Plus, Carrie’s blue, diamond wedding pumps from the first SATC movie (stream now on Crave) are put to good use in this episode. When we are first re-introduced to them, not only does Carrie and Big’s love theme from the movie play in the background, but Carrie greets her shoes the exact same way she greeted her shoes in the season 4 SATC episode “I Heart NY” — “Hellooooo lover!”
Speaking of that classic "I Heart NY" episode, there is another huge nod to it by way of Big’s vinyl music collection. Where Carrie and Big once danced to Blood, Sweat, and Tears, and ‘Moon River’ from the Breakfast At Tiffany’s soundtrack, now they’re grooving to Todd Rundgren’s “Hello, It’s Me” (which is where this episode takes its name), after listening to Linda Ronstadt. As Carrie would say, “not corny – classic.”
Of course, they have to address the elephant in the room - Samantha (Kim Cattrall) is absent, and it is explained away with a professional and personal falling-out. The girls tell us Carrie fired her as a publicist due to the decline of the book industry, something that hurt Samantha’s pride, so she moved to London, UK.

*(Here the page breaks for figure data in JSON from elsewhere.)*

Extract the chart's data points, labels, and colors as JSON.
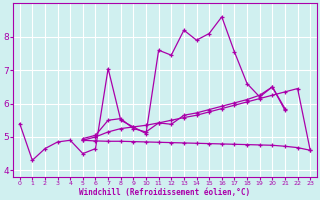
{
  "xlabel": "Windchill (Refroidissement éolien,°C)",
  "background_color": "#d0f0f0",
  "grid_color": "#b0d8d8",
  "line_color": "#aa00aa",
  "xlim": [
    -0.5,
    23.5
  ],
  "ylim": [
    3.8,
    9.0
  ],
  "xticks": [
    0,
    1,
    2,
    3,
    4,
    5,
    6,
    7,
    8,
    9,
    10,
    11,
    12,
    13,
    14,
    15,
    16,
    17,
    18,
    19,
    20,
    21,
    22,
    23
  ],
  "yticks": [
    4,
    5,
    6,
    7,
    8
  ],
  "series": [
    {
      "x": [
        0,
        1,
        2,
        3,
        4,
        5,
        6,
        7,
        8,
        9,
        10,
        11,
        12,
        13,
        14,
        15,
        16,
        17,
        18,
        19,
        20,
        21
      ],
      "y": [
        5.4,
        4.3,
        4.65,
        4.85,
        4.9,
        4.5,
        4.65,
        7.05,
        5.5,
        5.3,
        5.1,
        7.6,
        7.45,
        8.2,
        7.9,
        8.1,
        8.6,
        7.55,
        6.6,
        6.2,
        6.5,
        5.8
      ]
    },
    {
      "x": [
        5,
        6,
        7,
        8,
        9,
        10,
        11,
        12,
        13,
        14,
        15,
        16,
        17,
        18,
        19,
        20,
        21,
        22,
        23
      ],
      "y": [
        4.9,
        5.0,
        5.15,
        5.25,
        5.3,
        5.35,
        5.42,
        5.5,
        5.58,
        5.65,
        5.75,
        5.85,
        5.95,
        6.05,
        6.15,
        6.25,
        6.35,
        6.45,
        4.6
      ]
    },
    {
      "x": [
        5,
        6,
        7,
        8,
        9,
        10,
        11,
        12,
        13,
        14,
        15,
        16,
        17,
        18,
        19,
        20,
        21,
        22,
        23
      ],
      "y": [
        4.9,
        4.88,
        4.87,
        4.87,
        4.86,
        4.85,
        4.84,
        4.83,
        4.82,
        4.81,
        4.8,
        4.79,
        4.78,
        4.77,
        4.76,
        4.75,
        4.72,
        4.68,
        4.6
      ]
    },
    {
      "x": [
        5,
        6,
        7,
        8,
        9,
        10,
        11,
        12,
        13,
        14,
        15,
        16,
        17,
        18,
        19,
        20,
        21
      ],
      "y": [
        4.95,
        5.05,
        5.5,
        5.55,
        5.25,
        5.15,
        5.42,
        5.38,
        5.65,
        5.72,
        5.82,
        5.92,
        6.02,
        6.12,
        6.25,
        6.5,
        5.85
      ]
    }
  ]
}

In real life, we know that Cattrall was very vocal about not returning to the franchise, and cited SJP as a bully on set. But with her relocation, rather than death, there is room in the future to maybe have her make an appearance. (We hope.)
The other elephant in the room is the pandemic - the show very firmly situates itself in the near future when the pandemic is over. They reference it all the time but no masks nor social distancing is needed anymore.
There are loads of other nuggets that only binge-watchers of the original SATC might pick up - Charlotte’s dog is named Richard Burton (her old dog in the original series was named Elizabeth Taylor! Awwwww). The obnoxious Bitsy Von Muffling makes a cameo within the first few minutes (sans Nathan Lane, unfortch), and when the end credits roll on episode 1, the rabble-rousing tune “You Got The Love” that famously played over the end credits of the final episode of SATC, takes us out on an emotional high.
Speaking of an emotional ending, there is a shock death that ties back to the original series. In the SATC season 6 episode “The Domino Effect,” we saw Big undergo open heart surgery to remove a blockage. He pulls through, but we know he has a weak heart. At the end of AJLT episode 1, Big is crushing his workout on the Peloton while Carrie is at Lily’s piano recital. But once he steps off the bike, his heart gives out. When Carrie comes home, she finds him keeled over. “And just like that,” he dies in Carrie’s arms.
It’s a difficult scene to watch, especially because we know that right after filming wrapped, Stamford actor Willie Garson died from cancer. Death seems to be a looming phantom over the show, as the women are aging and forced to confront mortality. We can’t wait to see how this is addressed in the rest of the series going forward.